Perkuat Sinergi dengan Pemerintah Pusat, Apkasi Siapkan Rekomendasi Strategis untuk Presiden

Nasional60 Dilihat

JAKARTA, (JD) – Asosiasi Pemerintah Kabupaten Seluruh Indonesia menegaskan komitmennya untuk terus berjalan seiring dengan Pemerintah Pusat dalam mengawal agenda pembangunan nasional. Komitmen tersebut mengemuka dalam Rapat Dewan Pengurus Apkasi II Tahun 2026 yang digelar di Jakarta, Senin (13/4/2026).

Dalam forum tersebut, Apkasi memfokuskan pembahasan pada perumusan rekomendasi strategis sebagai kontribusi pemikiran yang akan disampaikan langsung kepada Presiden Republik Indonesia.

Ketua Umum Apkasi, Bursah Zarnubi, menyampaikan bahwa rapat ini menjadi langkah krusial untuk mentransformasikan hasil Rapat Kerja Nasional (Rakernas) XVII di Batam menjadi solusi konkret yang aplikatif. Menurutnya, komunikasi yang hangat dan solutif antara pemerintah daerah dan pusat menjadi kunci agar kebijakan nasional selaras dengan kondisi riil di lapangan.

“Kami ingin membawa suara yang utuh dari daerah, lengkap dengan data dan solusi konstruktif. Harapannya, dalam waktu dekat kami dapat melakukan audiensi langsung dengan Presiden untuk menyelaraskan pandangan demi kepentingan masyarakat di seluruh kabupaten,” ujar Bursah.

Dalam rapat tersebut, Apkasi juga membentuk tim kecil untuk menyaring dua hingga tiga isu paling mendesak dari 20 poin rekomendasi Rakernas. Fokus utama diarahkan pada dukungan terhadap Program Strategis Nasional (PSN), di antaranya program Makan Bergizi Gratis dan pengembangan Koperasi Desa Merah Putih.

Bursah menegaskan, pemerintah kabupaten siap menjadi garda terdepan dalam menyukseskan program tersebut. Selain menyampaikan progres di lapangan, Apkasi juga akan menginventarisasi berbagai kendala teknis untuk dicarikan solusi bersama.

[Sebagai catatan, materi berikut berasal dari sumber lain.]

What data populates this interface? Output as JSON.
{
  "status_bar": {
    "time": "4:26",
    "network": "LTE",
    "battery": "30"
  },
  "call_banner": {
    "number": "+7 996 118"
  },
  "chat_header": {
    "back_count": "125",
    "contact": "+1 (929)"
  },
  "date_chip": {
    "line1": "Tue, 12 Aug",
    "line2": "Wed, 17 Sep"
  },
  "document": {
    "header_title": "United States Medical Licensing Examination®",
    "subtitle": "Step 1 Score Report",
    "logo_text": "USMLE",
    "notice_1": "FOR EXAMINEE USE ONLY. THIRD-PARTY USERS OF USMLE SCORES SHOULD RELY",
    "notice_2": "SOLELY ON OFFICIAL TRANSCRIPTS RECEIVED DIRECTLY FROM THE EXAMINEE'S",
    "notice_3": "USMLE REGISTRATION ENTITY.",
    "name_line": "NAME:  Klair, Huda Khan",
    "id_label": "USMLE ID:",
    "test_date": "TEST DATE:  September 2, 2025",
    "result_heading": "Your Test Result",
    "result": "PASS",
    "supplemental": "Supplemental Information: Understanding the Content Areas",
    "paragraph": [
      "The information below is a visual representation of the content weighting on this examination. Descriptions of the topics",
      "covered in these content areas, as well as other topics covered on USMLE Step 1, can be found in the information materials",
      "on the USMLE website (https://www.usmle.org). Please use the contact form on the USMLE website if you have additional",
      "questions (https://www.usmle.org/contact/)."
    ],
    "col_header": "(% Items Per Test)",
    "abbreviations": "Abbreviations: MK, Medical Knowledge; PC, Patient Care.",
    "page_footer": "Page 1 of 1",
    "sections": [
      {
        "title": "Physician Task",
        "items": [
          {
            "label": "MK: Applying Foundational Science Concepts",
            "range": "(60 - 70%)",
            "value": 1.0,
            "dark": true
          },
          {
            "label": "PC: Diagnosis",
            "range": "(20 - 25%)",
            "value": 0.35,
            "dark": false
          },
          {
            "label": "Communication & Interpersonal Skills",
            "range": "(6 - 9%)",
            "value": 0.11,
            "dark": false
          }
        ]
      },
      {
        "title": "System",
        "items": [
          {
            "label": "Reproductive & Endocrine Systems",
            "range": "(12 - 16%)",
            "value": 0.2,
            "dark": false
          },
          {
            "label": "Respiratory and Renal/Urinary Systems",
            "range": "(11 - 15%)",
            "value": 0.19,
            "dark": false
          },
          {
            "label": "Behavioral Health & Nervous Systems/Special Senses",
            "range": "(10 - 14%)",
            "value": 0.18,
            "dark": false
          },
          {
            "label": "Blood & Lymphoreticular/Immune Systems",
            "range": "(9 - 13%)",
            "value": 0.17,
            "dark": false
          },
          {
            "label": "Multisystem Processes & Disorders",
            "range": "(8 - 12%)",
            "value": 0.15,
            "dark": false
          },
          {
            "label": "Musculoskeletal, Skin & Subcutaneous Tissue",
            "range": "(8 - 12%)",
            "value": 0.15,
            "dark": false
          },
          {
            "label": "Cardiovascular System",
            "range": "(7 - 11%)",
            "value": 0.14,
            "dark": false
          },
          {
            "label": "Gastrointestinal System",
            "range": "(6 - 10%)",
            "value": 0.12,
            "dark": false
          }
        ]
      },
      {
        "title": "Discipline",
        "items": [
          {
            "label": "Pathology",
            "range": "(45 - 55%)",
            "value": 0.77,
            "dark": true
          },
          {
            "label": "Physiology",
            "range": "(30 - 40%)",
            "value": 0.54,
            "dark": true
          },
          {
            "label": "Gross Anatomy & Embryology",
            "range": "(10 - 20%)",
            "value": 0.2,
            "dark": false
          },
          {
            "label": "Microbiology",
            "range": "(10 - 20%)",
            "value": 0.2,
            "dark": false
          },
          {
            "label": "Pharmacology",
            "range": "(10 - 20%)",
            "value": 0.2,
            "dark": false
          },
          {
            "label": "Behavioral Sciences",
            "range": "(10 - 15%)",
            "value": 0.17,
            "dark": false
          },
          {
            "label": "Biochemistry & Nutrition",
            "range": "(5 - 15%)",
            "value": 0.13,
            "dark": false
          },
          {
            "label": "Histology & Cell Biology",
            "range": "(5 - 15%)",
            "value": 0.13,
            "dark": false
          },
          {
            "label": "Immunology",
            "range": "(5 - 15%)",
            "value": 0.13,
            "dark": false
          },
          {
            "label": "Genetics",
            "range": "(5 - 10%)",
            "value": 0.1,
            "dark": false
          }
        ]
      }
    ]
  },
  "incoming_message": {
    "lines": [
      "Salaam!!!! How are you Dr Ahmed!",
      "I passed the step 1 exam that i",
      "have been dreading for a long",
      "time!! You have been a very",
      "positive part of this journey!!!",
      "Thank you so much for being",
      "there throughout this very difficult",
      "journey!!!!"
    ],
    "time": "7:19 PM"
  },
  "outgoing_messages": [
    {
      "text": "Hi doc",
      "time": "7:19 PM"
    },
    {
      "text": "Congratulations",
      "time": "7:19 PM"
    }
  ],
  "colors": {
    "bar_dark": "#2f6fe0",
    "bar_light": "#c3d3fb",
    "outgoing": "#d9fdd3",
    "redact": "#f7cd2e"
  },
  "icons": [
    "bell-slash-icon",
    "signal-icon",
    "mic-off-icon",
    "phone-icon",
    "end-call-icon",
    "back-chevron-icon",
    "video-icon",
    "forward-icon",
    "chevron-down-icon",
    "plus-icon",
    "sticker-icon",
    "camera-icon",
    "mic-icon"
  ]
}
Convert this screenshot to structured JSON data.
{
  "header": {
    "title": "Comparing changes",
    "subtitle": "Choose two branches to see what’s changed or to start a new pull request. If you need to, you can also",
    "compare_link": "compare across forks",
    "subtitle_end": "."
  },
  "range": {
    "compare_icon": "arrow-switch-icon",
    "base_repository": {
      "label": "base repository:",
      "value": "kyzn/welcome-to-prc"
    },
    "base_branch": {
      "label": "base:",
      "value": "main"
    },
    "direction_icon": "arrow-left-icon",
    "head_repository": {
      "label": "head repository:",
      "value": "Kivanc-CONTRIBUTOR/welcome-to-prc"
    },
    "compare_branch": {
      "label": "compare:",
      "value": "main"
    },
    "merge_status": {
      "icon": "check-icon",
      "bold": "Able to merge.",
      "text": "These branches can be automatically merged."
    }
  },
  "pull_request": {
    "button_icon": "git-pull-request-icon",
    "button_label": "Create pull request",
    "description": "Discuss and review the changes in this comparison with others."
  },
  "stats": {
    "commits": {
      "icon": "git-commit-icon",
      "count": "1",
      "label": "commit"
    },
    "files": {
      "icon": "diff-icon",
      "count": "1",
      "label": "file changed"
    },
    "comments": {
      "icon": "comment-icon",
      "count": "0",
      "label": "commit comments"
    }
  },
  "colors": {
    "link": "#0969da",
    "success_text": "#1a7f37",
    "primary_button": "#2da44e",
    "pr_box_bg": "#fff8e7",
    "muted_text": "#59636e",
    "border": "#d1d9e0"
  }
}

“Kami ingin memastikan program-program ini benar-benar dirasakan manfaatnya oleh masyarakat hingga ke pelosok desa,” tambahnya.

Di tengah tantangan ekonomi makro dan keterbatasan fiskal daerah, Apkasi mengajak seluruh kepala daerah untuk tetap optimis dan inovatif. Bursah menekankan pentingnya tata kelola pemerintahan yang akuntabel serta pencarian alternatif pembiayaan pembangunan guna menjaga kualitas pelayanan publik.

“Kondisi fiskal yang menantang justru menjadi momentum untuk membuktikan bahwa daerah adalah mitra yang dapat dipercaya dalam mengelola kewenangan,” tegasnya.

Sebagai tindak lanjut, Apkasi dalam waktu dekat akan mengirimkan surat resmi permohonan audiensi kepada Presiden. Langkah ini diharapkan dapat memperkuat sinergi pusat dan daerah serta memastikan arah pembangunan tetap sejalan dengan visi besar menuju Indonesia Maju.